- Born: Owen Joseph Igoe 8 October 1923 Jersey City, New Jersey, U.S.
- Died: March 28, 2012 (aged 88) Emerson, New Jersey
- Genres: Jazz, swing, big band
- Occupation: Musician
- Instrument: Drums
- Years active: 1939–2012
- Formerly of: Benny Goodman, Woody Herman

= Sonny Igoe =

American jazz drummer (1923–2012)

Owen Joseph "Sonny" Igoe (October 8, 1923 – March 28, 2012) was an American jazz drummer and music educator who, toured with the orchestras of Tommy Reed (1913–2012), Les Elgart, Ina Ray Hutton, Benny Goodman, and Woody Herman from the mid-1940s to the mid-1950s.

From the mid-1940s to 1988, he performed on over 79 recordings with bands and artists, including The Buddy Stewart (1922–1950) Quintet, Benny Goodman and His Orchestra, Woody Herman and His Orchestra, Frances Wayne with Neal Hefti and His Orchestra, Rita Moss with the George Williams Orchestra, Charlie Ventura, Tony Bennett, Billy Maxted and His Manhattan Jazz Band, The Chuck Wayne Quintet, The Don Elliott Quintet, Joe Wilder, Phil Napoleon and His Original Memphis Five, Sammy Spear (né Samuel Shapiro; 1909–1975), Pee Wee Erwin, Joe Williams, Marlene Ver Planck (born 1933), Savina (Savina J. Hartwell; 1926–1992), Dick Meldonian (né Richard Anthony Meldonian; born 1930), and Doctor Billy Dodd.

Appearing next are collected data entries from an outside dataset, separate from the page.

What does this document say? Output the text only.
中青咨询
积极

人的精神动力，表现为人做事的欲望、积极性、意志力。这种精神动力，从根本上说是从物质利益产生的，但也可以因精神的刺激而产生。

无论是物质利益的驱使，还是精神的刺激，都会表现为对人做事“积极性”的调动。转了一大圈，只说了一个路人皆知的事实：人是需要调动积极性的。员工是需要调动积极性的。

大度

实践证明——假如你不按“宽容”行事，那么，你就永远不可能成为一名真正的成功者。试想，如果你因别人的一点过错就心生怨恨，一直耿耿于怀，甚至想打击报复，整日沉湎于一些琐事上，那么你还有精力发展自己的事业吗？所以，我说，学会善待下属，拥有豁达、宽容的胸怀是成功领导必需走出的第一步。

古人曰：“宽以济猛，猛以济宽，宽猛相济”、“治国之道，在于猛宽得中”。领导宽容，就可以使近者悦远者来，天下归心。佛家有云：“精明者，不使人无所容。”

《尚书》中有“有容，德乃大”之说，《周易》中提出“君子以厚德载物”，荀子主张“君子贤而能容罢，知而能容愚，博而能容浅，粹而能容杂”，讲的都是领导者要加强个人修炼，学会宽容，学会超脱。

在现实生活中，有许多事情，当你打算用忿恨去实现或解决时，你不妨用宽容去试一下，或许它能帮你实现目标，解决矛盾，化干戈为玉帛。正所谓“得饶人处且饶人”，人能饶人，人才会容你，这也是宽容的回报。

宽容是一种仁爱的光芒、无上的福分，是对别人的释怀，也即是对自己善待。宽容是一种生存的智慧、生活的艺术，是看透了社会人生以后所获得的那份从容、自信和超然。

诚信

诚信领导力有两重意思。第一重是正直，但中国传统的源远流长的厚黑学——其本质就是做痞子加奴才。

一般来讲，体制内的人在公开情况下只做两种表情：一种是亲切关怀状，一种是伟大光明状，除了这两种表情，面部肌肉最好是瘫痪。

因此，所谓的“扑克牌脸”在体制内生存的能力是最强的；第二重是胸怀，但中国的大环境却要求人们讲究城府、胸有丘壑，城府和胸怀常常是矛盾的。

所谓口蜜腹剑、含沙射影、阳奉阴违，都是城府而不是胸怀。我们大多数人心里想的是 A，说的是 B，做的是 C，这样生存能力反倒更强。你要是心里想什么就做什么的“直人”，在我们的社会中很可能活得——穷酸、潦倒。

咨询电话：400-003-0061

A longtime resident of Emerson, New Jersey, Igoe grew up in Ridgewood and was attending Ridgewood High School when he got his start after winning a Gene Krupa drumming contest.

In the 1960s, Igoe was a member of the NBC Television Orchestra and then the CBS Television Orchestra, where his credits included The Ed Sullivan Show and The Jackie Gleason Show.

Igoe's playing was initially influenced by Krupa, but he soon drew upon elements of Max Roach and others, which eventually developed into an exuberant and individual style.

Jazz drummer, leader of The Birdland Big Band, and music educator Tommy Igoe (Thomas Robert Igoe; born November 18, 1964) is his son.